Nolan's involvement in DC properties didn't end there. While preparing The Dark Knight Rises, screenwriter David S. Goyer pitched Nolan an idea about a Superman story. The two hatched out a premise and the director took it to the studio for approval. Impressed with the idea, Warner Bros. hired Nolan as a producer and Goyer as the writer for Man of Steel.
Nolan returned as an executive producer on Batman v Superman: Dawn of Justice. The director claimed that he only served an advisory role, but Zack Snyder revealed the bigger part that Nolan had in the movie, including the controversial decision to kill off Superman.
"It was pretty early, and [Christopher] Nolan and I had long conversation about it, a really great, sort of philosophical conversation about it," Snyder told Collider. "He was really cool because he played an amazing devil's advocate about why not to do it, and then in the end was like, 'No you're right, it's better to do it.'"
Judging by Snyder's comments, it's obvious that Nolan didn't just slap his name on the film and hope for a payout.
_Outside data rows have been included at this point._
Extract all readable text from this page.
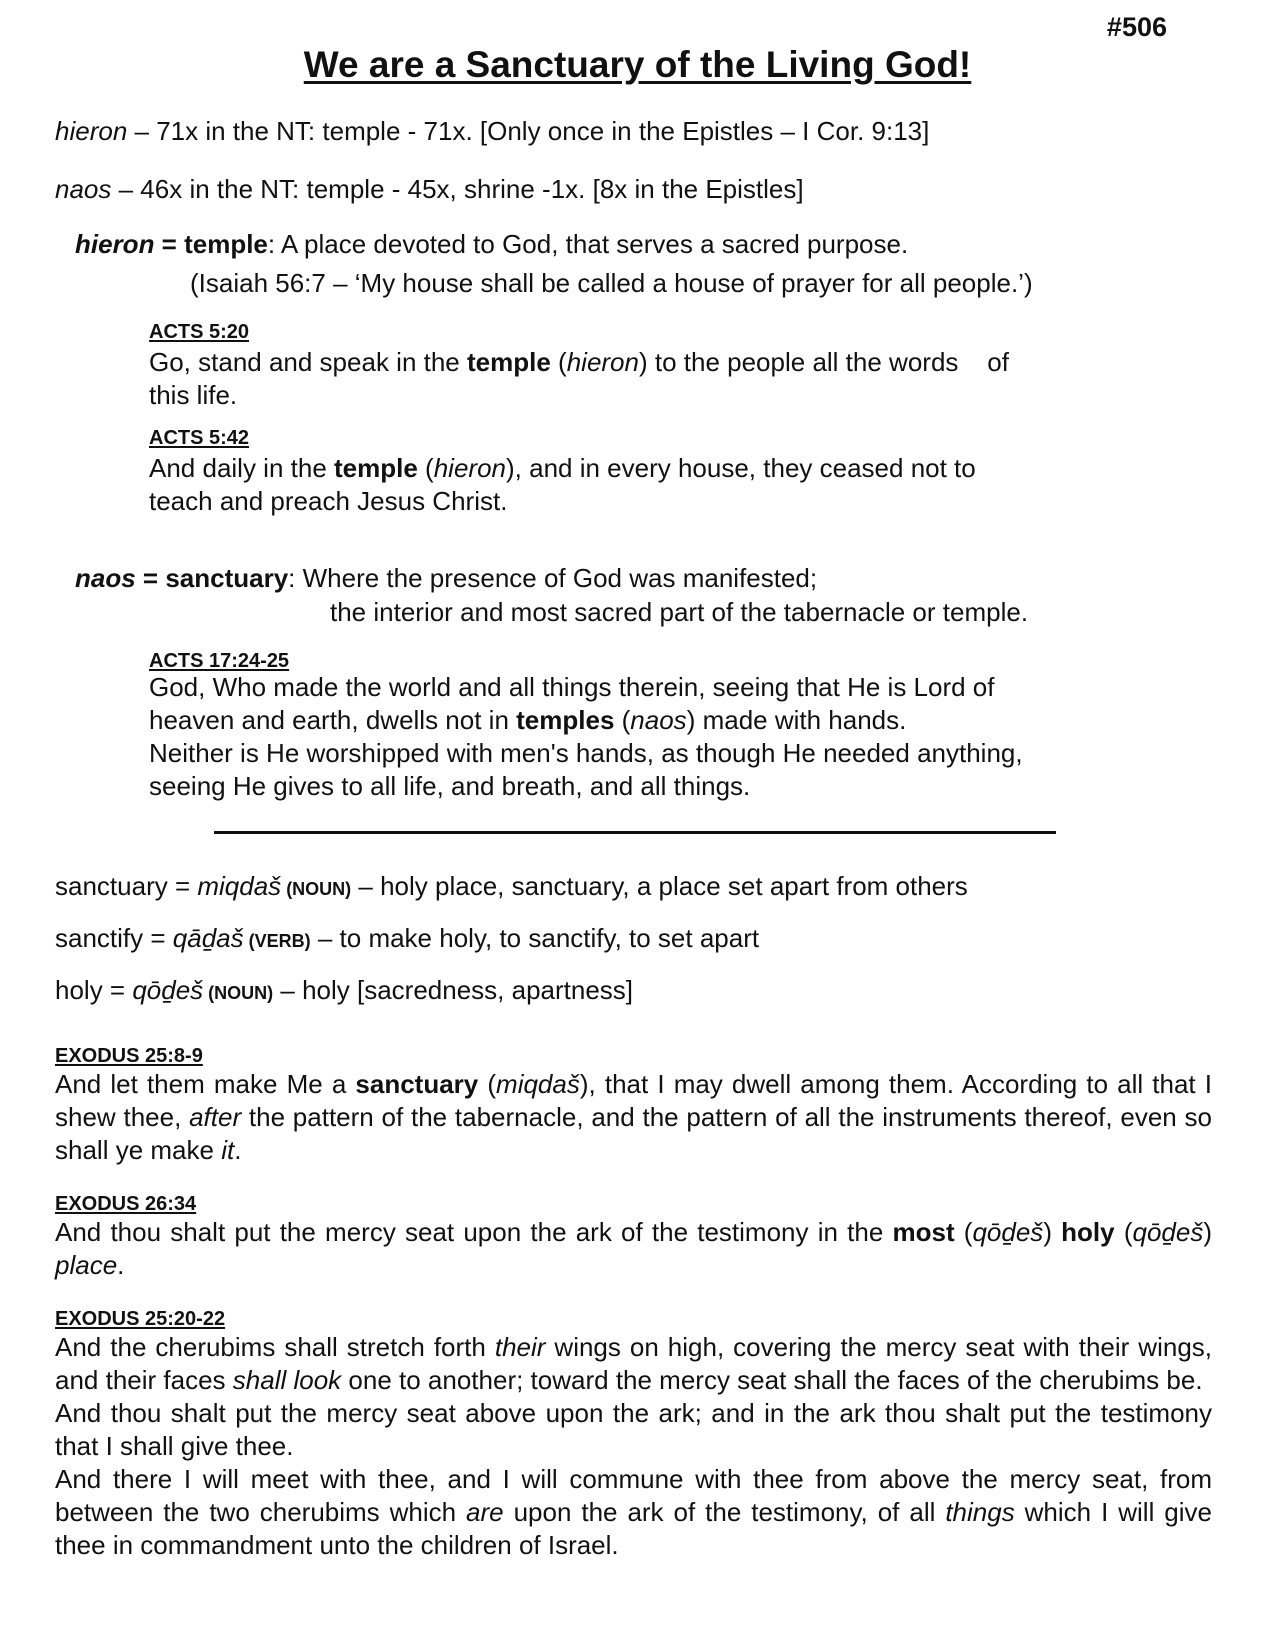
#506
We are a Sanctuary of the Living God!
hieron – 71x in the NT: temple - 71x. [Only once in the Epistles – I Cor. 9:13]
naos – 46x in the NT: temple - 45x, shrine -1x. [8x in the Epistles]
hieron = temple: A place devoted to God, that serves a sacred purpose.
(Isaiah 56:7 – ‘My house shall be called a house of prayer for all people.’)
ACTS 5:20
Go, stand and speak in the temple (hieron) to the people all the words    of
this life.
ACTS 5:42
And daily in the temple (hieron), and in every house, they ceased not to
teach and preach Jesus Christ.
naos = sanctuary: Where the presence of God was manifested;
the interior and most sacred part of the tabernacle or temple.
ACTS 17:24-25
God, Who made the world and all things therein, seeing that He is Lord of
heaven and earth, dwells not in temples (naos) made with hands.
Neither is He worshipped with men's hands, as though He needed anything,
seeing He gives to all life, and breath, and all things.
sanctuary = miqdaš (NOUN) – holy place, sanctuary, a place set apart from others
sanctify = qāḏaš (VERB) – to make holy, to sanctify, to set apart
holy = qōḏeš (NOUN) – holy [sacredness, apartness]
EXODUS 25:8-9
And let them make Me a sanctuary (miqdaš), that I may dwell among them. According to all that I shew thee, after the pattern of the tabernacle, and the pattern of all the instruments thereof, even so shall ye make it.
EXODUS 26:34
And thou shalt put the mercy seat upon the ark of the testimony in the most (qōḏeš) holy (qōḏeš) place.
EXODUS 25:20-22
And the cherubims shall stretch forth their wings on high, covering the mercy seat with their wings, and their faces shall look one to another; toward the mercy seat shall the faces of the cherubims be.
And thou shalt put the mercy seat above upon the ark; and in the ark thou shalt put the testimony that I shall give thee.
And there I will meet with thee, and I will commune with thee from above the mercy seat, from between the two cherubims which are upon the ark of the testimony, of all things which I will give thee in commandment unto the children of Israel.
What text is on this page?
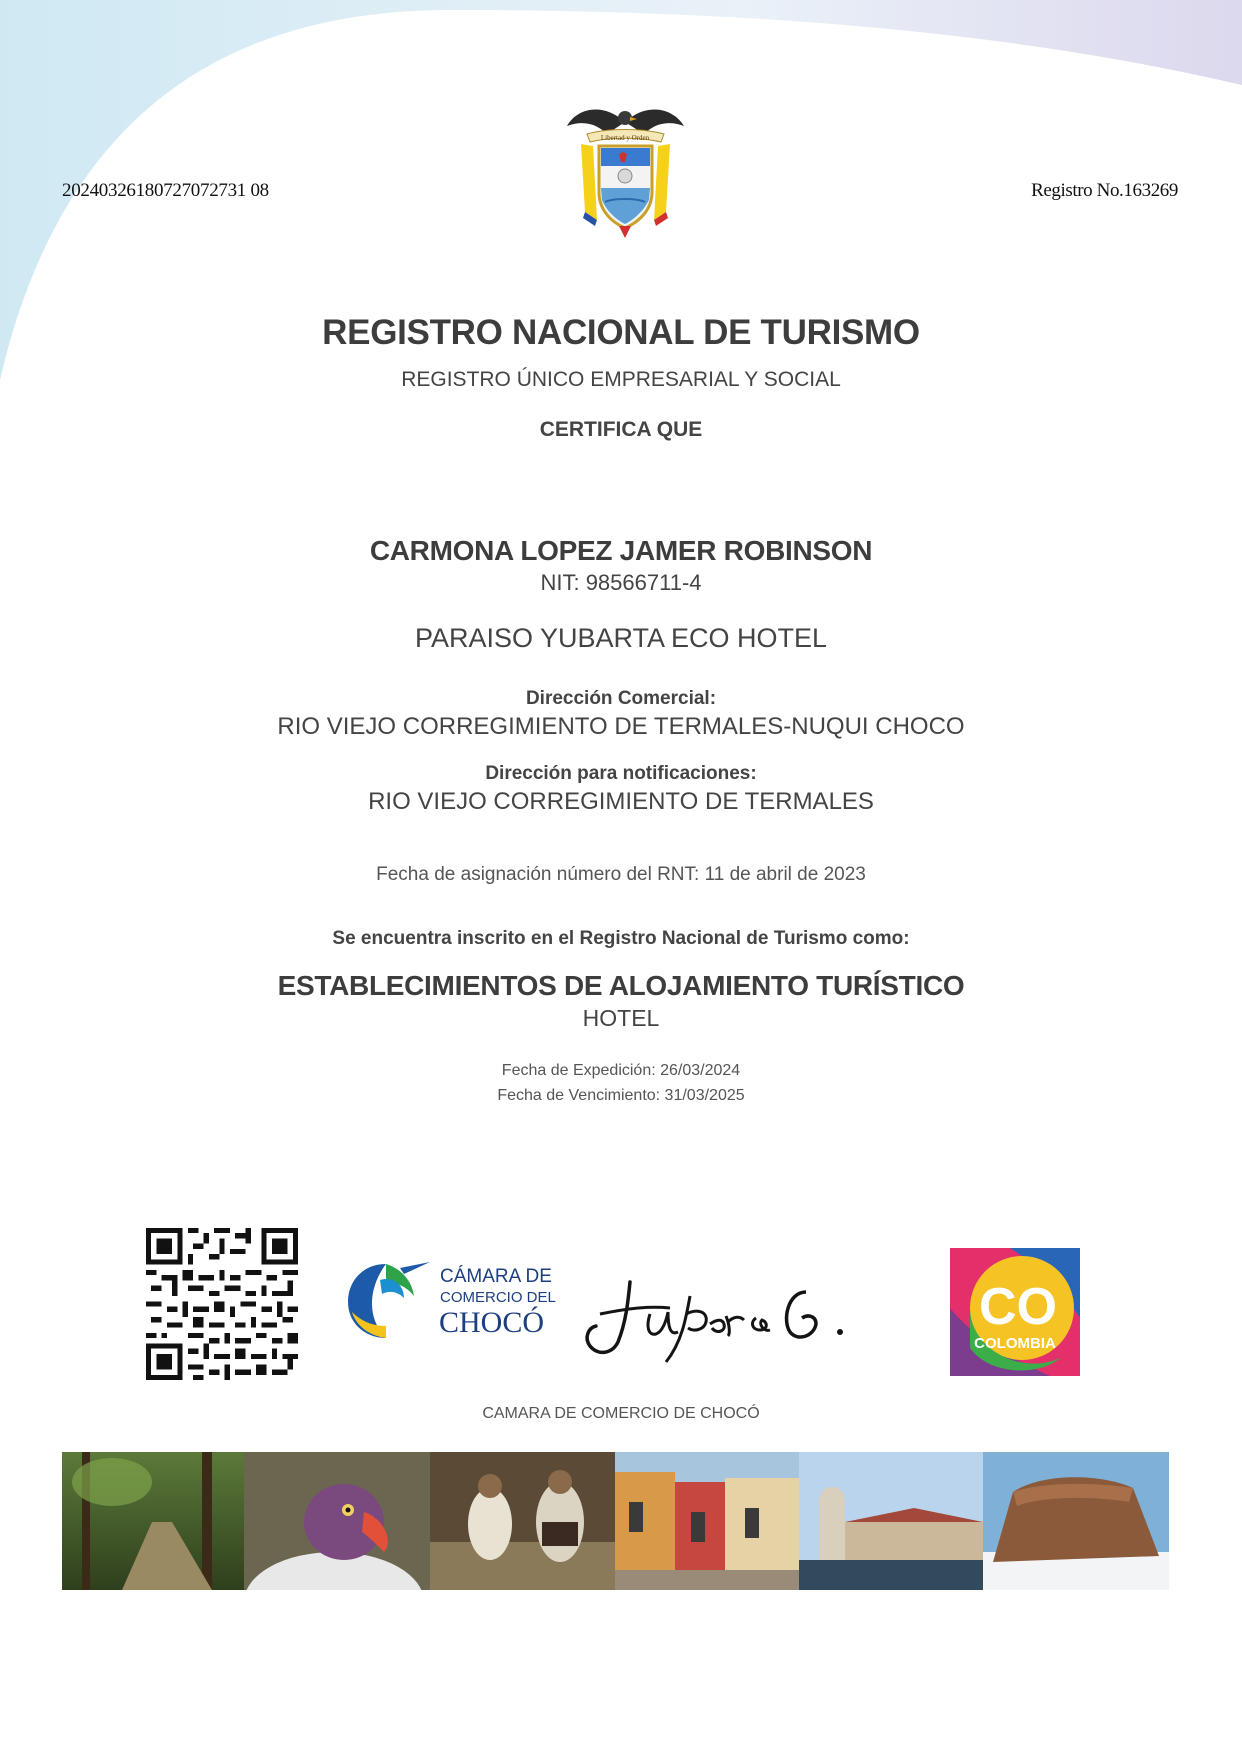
20240326180727072731 08	Registro No.163269
Libertad y Orden
REGISTRO NACIONAL DE TURISMO
REGISTRO ÚNICO EMPRESARIAL Y SOCIAL
CERTIFICA QUE
CARMONA LOPEZ JAMER ROBINSON
NIT: 98566711-4
PARAISO YUBARTA ECO HOTEL
Dirección Comercial:
RIO VIEJO CORREGIMIENTO DE TERMALES-NUQUI CHOCO
Dirección para notificaciones:
RIO VIEJO CORREGIMIENTO DE TERMALES
Fecha de asignación número del RNT: 11 de abril de 2023
Se encuentra inscrito en el Registro Nacional de Turismo como:
ESTABLECIMIENTOS DE ALOJAMIENTO TURÍSTICO
HOTEL
Fecha de Expedición: 26/03/2024
Fecha de Vencimiento: 31/03/2025
CÁMARA DE
COMERCIO DEL
CHOCÓ	CO
COLOMBIA
CAMARA DE COMERCIO DE CHOCÓ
He provided input on all things -- including Batman. While Nolan didn't necessarily handpick Ben Affleck to portray the Dark Knight, he was privy to the casting information and involved in decisions that shaped the character.
"When they told me that Ben [Affleck] was interested in doing it, I thought, 'How thrilling!' This is the guy who just won Best Picture as a director and as an actor," Nolan said to The Daily Beast, "and I thought it would be a great thing that he'd be willing to do this."
It's probable that Nolan's influence on Affleck's Batman and the DC Extended Universe waned as the studio took the reins and interfered in everything. Nonetheless, the director was still a part of crafting "Batfleck" for Warner Bros. and DC.
Now, with Pattinson working closely with him, it's possible that Nolan might provide him with a few pointers and sage advice. Considering how he's no longer involved with DC in any shape or form, his influence might not be as great as before and others will mold the new Batman.
Pattinson respects Nolan, however, so he'll listen to what he tells him and likely take it to heart. Even so, it's uncanny how he's directly/indirectly influenced three Batmen in a row.